Your email address will not be published. Required fields are marked *

21Shares courts retail with 3-for-1 Bitcoin ETF stock split

21Shares courts retail with 3-for-1 Bitcoin ETF stock split

June 3, 2025
5.8-magnitude earthquake shakes Turkish coast

5.8-magnitude earthquake shakes Turkish coast

June 3, 2025
Top CNN Reporter OUT After Outlet Pays Navy Vet Millions of Dollars in Defamation Settlement | The Gateway Pundit

Top CNN Reporter OUT After Outlet Pays Navy Vet Millions of Dollars in Defamation Settlement | The Gateway Pundit

June 2, 2025
Justin Sun takes center stage at Bitcoin Vegas 2025 with TRON DAO as top sponsor of Code + Country and co-host of Kraken’s Oceanic Night

Justin Sun takes center stage at Bitcoin Vegas 2025 with TRON DAO as top sponsor of Code + Country and co-host of Kraken’s Oceanic Night

June 3, 2025
Coherent Sees Growth In The Data Center Market; Exits Non-Core Businesses (NYSE:COHR)

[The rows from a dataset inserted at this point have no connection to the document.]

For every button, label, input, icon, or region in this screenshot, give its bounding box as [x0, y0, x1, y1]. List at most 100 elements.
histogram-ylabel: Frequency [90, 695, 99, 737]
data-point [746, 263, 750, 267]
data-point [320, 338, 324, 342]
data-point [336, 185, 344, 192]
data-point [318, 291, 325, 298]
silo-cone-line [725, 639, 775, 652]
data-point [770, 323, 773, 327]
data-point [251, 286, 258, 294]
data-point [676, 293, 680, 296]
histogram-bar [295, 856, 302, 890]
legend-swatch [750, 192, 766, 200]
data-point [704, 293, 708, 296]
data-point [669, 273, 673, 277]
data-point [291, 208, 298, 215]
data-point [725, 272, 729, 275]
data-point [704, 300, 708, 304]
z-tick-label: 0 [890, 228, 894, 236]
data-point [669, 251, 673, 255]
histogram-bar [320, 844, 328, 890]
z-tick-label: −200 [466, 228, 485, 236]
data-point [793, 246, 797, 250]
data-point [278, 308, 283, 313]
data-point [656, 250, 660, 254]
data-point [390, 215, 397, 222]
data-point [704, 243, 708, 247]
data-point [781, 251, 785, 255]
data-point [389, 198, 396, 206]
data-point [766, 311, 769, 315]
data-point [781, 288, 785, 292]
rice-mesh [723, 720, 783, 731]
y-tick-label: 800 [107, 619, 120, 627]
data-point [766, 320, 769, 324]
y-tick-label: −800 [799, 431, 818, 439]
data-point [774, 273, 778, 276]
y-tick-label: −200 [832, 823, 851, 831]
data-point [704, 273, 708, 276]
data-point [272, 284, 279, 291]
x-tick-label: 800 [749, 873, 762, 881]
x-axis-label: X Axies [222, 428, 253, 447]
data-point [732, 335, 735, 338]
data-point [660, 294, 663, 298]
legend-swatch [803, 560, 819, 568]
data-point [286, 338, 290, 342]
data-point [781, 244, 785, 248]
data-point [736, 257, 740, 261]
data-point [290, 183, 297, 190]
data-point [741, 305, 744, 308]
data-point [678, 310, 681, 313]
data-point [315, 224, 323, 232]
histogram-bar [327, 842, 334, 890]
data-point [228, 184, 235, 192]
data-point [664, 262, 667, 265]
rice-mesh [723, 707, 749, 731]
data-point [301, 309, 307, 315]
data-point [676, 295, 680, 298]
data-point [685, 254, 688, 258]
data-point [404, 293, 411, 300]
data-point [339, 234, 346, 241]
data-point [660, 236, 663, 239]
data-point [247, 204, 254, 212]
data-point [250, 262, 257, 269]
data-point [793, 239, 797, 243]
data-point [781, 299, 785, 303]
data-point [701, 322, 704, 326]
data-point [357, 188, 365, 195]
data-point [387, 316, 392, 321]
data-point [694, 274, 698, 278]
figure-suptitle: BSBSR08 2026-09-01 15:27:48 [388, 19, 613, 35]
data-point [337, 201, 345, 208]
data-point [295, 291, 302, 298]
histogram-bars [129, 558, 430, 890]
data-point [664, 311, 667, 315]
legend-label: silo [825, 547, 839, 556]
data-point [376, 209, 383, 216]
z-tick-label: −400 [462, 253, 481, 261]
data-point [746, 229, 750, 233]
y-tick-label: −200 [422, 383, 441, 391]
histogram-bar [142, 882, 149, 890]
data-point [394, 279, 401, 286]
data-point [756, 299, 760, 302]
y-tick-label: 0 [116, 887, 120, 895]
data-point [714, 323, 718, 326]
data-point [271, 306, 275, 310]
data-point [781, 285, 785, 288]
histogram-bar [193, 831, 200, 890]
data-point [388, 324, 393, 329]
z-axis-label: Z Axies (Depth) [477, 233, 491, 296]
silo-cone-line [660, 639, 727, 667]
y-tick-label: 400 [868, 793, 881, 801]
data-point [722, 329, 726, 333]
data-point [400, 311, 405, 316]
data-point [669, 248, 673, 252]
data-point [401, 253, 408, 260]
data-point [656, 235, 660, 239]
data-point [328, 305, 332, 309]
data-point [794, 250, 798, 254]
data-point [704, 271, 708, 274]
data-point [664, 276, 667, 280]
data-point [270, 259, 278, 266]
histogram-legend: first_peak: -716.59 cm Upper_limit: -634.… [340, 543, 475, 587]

Coherent Sees Growth In The Data Center Market; Exits Non-Core Businesses (NYSE:COHR)

June 2, 2025
Suspect charged with hate crime in attack at pro-Israeli rally in Colorado

Suspect charged with hate crime in attack at pro-Israeli rally in Colorado

June 3, 2025
Euro Times

Get the latest news and follow the coverage of Business & Financial News, Stock Market Updates, Analysis, and more from the trusted sources.

CATEGORIES

  • Business
  • Cryptocurrency
  • Finance
  • Health
  • Investing
  • Markets
  • Politics
  • Stock Market
  • Technology
  • Uncategorized
  • World

LATEST UPDATES

21Shares courts retail with 3-for-1 Bitcoin ETF stock split

5.8-magnitude earthquake shakes Turkish coast

  • Disclaimer
  • Privacy Policy
  • DMCA
  • Cookie Privacy Policy
  • Terms and Conditions
  • Contact us

Copyright © 2022 - Euro Times.
Euro Times is not responsible for the content of external sites.

No Result
View All Result
  • Home
  • Finance
  • Business
  • World
  • Politics
  • Markets
  • Stock Market
  • Cryptocurrency
  • Investing
  • Health
  • Technology

Copyright © 2022 - Euro Times.
Euro Times is not responsible for the content of external sites.

Welcome Back!

Login to your account below

Forgotten Password?

Retrieve your password

Please enter your username or email address to reset your password.